What happens when you mix politicians,
bankers and private "retail" investors...?
I AM REMINDED of this story by Vince Cable, currently the
UK's Business Secretary, writes Paul Tustain, founder and CEO of BullionVault.
He seeks to offload the British government's shares in Royal Bank of
Scotland (RBS) by giving them to something like 30 million British
taxpayers. Something similar was done with British Gas – using the
advertising slogan 'Tell Sid' – a quarter-century ago.
Sid became a caricature of a new breed of private investor in the late '80s,
when privatisation was all the rage. He was in due course conned by the
bankers.
There were only two million Sids on the British Gas share register. But that
was two million people who had to be provided with financial statements,
occasional circulars, the means to vote at AGMs, twice yearly dividends and
all the other informational paraphernalia that goes with investments in
quoted companies. It was an expensive mess which required a massive
management effort to organise and control. This was a major distraction and
cost for management and a significant competitive disadvantage for the
company.
Eventually British Gas decided to reduce the numbers of shareholders. The
result was a capital re-organisation which was manipulated by bankers (I'm
not saying who) and which stripped the value from Sid while lining
professional pockets. It was a fraud on fractional entitlements, designed
ostensibly to reduce the huge share register to a manageable size.
Fractional entitlements are what is left when – say – you need a minimum of
100 original shares to get a resulting stock issue, and you have only 70. The
bankers will aggregate all the fractions, sell them in the market, and redeem
to small investors their proportionate interest. Usually it's a model of
fairness.
Sid's British Gas shares were converted into bond packages, with an unusually
high minimum nominal amount of £1,000 created expressly to eliminate Sid from
the register and make his entitlement fractional. So none of those big bonds
were distributed to Sid.
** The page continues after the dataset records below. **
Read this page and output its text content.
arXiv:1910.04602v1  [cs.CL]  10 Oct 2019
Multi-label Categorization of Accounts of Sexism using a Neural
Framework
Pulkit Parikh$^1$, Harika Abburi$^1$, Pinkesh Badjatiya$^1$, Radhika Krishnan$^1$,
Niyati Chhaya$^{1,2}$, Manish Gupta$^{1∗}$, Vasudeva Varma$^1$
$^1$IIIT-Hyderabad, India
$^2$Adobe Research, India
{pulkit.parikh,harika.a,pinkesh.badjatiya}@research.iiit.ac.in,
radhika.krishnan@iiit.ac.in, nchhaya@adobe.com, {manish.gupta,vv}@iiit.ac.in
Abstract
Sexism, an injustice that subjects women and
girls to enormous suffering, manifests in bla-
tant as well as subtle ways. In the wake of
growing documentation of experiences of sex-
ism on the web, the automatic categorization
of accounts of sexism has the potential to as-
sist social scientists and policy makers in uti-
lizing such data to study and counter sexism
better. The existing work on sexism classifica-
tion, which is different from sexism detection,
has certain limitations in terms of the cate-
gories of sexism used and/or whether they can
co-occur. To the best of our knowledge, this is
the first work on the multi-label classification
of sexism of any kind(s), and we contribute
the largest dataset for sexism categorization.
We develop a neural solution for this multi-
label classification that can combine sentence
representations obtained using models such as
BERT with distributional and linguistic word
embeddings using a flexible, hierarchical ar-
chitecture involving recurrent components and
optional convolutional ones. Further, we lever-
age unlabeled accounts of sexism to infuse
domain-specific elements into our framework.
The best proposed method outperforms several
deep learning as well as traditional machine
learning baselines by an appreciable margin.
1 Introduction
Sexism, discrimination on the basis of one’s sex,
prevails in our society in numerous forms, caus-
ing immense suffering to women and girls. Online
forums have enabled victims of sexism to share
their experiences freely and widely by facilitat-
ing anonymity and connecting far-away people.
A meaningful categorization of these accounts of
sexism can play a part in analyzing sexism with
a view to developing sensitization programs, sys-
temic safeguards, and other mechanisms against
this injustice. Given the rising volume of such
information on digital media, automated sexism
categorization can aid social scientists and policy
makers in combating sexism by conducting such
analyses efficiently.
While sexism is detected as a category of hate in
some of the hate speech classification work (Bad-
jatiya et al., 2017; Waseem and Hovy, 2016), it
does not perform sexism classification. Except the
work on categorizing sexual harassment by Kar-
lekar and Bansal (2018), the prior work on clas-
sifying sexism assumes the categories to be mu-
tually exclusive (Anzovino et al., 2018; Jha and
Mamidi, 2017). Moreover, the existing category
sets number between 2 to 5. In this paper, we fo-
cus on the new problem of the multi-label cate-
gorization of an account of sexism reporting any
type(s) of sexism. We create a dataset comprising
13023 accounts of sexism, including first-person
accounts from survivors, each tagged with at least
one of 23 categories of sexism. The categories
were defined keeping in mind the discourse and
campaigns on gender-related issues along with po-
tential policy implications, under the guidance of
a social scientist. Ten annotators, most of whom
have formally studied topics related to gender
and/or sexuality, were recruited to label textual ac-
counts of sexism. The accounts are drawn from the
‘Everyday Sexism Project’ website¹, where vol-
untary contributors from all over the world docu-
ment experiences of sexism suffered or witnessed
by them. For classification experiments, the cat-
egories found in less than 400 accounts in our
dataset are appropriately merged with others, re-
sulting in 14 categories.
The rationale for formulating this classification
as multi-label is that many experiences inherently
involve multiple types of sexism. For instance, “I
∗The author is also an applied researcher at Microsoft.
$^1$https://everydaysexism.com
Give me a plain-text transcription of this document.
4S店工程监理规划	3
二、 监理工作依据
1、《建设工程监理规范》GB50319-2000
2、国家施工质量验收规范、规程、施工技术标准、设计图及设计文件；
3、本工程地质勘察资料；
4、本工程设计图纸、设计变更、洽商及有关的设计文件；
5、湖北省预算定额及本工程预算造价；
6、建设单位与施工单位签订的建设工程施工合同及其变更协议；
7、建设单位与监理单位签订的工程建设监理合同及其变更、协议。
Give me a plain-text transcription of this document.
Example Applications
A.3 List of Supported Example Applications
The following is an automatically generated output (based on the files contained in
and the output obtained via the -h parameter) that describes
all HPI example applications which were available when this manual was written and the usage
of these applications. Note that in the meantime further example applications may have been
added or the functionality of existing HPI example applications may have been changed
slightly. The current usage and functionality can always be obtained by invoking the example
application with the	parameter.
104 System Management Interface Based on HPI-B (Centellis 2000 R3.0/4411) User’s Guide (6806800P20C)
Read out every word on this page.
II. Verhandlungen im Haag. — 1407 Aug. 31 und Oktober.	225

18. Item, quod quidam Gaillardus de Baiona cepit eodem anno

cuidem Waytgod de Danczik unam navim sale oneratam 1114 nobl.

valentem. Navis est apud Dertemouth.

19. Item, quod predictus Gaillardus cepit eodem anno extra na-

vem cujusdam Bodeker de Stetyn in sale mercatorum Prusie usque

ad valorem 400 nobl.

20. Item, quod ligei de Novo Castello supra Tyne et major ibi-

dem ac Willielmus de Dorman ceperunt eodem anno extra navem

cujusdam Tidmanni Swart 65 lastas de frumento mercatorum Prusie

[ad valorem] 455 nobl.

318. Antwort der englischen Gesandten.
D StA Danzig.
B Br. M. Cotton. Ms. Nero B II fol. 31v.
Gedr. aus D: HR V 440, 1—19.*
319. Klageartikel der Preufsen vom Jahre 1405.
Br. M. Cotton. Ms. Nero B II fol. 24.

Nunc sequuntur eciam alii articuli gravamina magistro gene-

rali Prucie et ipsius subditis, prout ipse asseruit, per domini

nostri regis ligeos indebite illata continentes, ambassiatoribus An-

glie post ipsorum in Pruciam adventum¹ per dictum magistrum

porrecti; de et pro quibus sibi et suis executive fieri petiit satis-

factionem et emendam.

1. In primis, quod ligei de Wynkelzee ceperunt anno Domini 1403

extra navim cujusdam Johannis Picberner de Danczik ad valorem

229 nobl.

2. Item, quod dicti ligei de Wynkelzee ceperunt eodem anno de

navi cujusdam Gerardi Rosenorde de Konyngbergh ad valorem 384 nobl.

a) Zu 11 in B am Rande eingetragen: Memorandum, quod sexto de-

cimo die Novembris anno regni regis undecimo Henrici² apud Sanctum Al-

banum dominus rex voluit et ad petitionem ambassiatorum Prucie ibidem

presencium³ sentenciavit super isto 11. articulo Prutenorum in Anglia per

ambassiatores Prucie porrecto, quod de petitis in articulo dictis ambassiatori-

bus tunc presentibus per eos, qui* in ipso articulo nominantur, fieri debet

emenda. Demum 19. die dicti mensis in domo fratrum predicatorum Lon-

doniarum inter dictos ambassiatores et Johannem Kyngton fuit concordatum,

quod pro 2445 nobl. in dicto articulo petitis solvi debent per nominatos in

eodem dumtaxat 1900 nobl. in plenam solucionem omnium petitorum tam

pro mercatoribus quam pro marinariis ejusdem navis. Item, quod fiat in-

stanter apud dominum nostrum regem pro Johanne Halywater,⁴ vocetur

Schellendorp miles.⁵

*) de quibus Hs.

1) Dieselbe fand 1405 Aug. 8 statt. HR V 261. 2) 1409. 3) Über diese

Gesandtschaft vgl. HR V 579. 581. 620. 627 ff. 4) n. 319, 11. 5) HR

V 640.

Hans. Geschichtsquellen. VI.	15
Instead, the entire allotment went to the issue
managers as fractional entitlements – in theory to be sold for the benefit of
those entitled two million Sids, who would receive one final cheque before
being ejected from share ownership and expunged from the share register.
But the bankers used stabilisation (legal market-rigging to you and me, and
quite common for a big bond issue) to hold the price steady while they
offloaded those fractional entitlements into the market. The result was a
long-dated inflation-protected bond. This 23-year index-linked stock came at
a steady price, yielding 2 full points above market. It saw a steady supply
of £200m of Sid's property being bled onto the market by the issue managers,
and at a bargain basement price. They even had a ready made excuse for the
low price – the sheer weight of supply.
Nevertheless...index-linked stock yielding 4.3% for 23 years? Don't you
wonder who bought them?
Well, I admit I did. I read about the proposed BG re-organisation in the Financial
Times, I think in October 1999, and I noticed how unusually unbalanced
it was. But for the next four months while it was happening there was not a
single article on Sid's reorganisation published anywhere. I checked, many
times, in the old McCarthy news service – a sort of 20th century 'Google'
made of newspaper cuttings, with scissors, glue and photopiers. This
incredibly attractive index-linked stock was being sold with what appeared to
be a news blackout, and without any marketing whatsoever. That's when I
decided it would be smart to be on the same side as the bankers, and bought
it.
I still have those bonds, paying 4.1875% Index Linked until 2022. I paid less
than par, and I bundled them into my PEP (now an ISA). So for the last 14
years I have in fact received a handsome 4.3% tax-free yield each year,
index-linked against inflation. Over and above that lovely yield, I have
watched my capital more than double. So my humble index-linkers have
outperformed the equity market by about 100%, and provided me with a healthy
income.
I imagine Mr Cable will be able to plug this particular hole in his RBS plan.
But I doubt he will outsmart the bankers and plug every hole.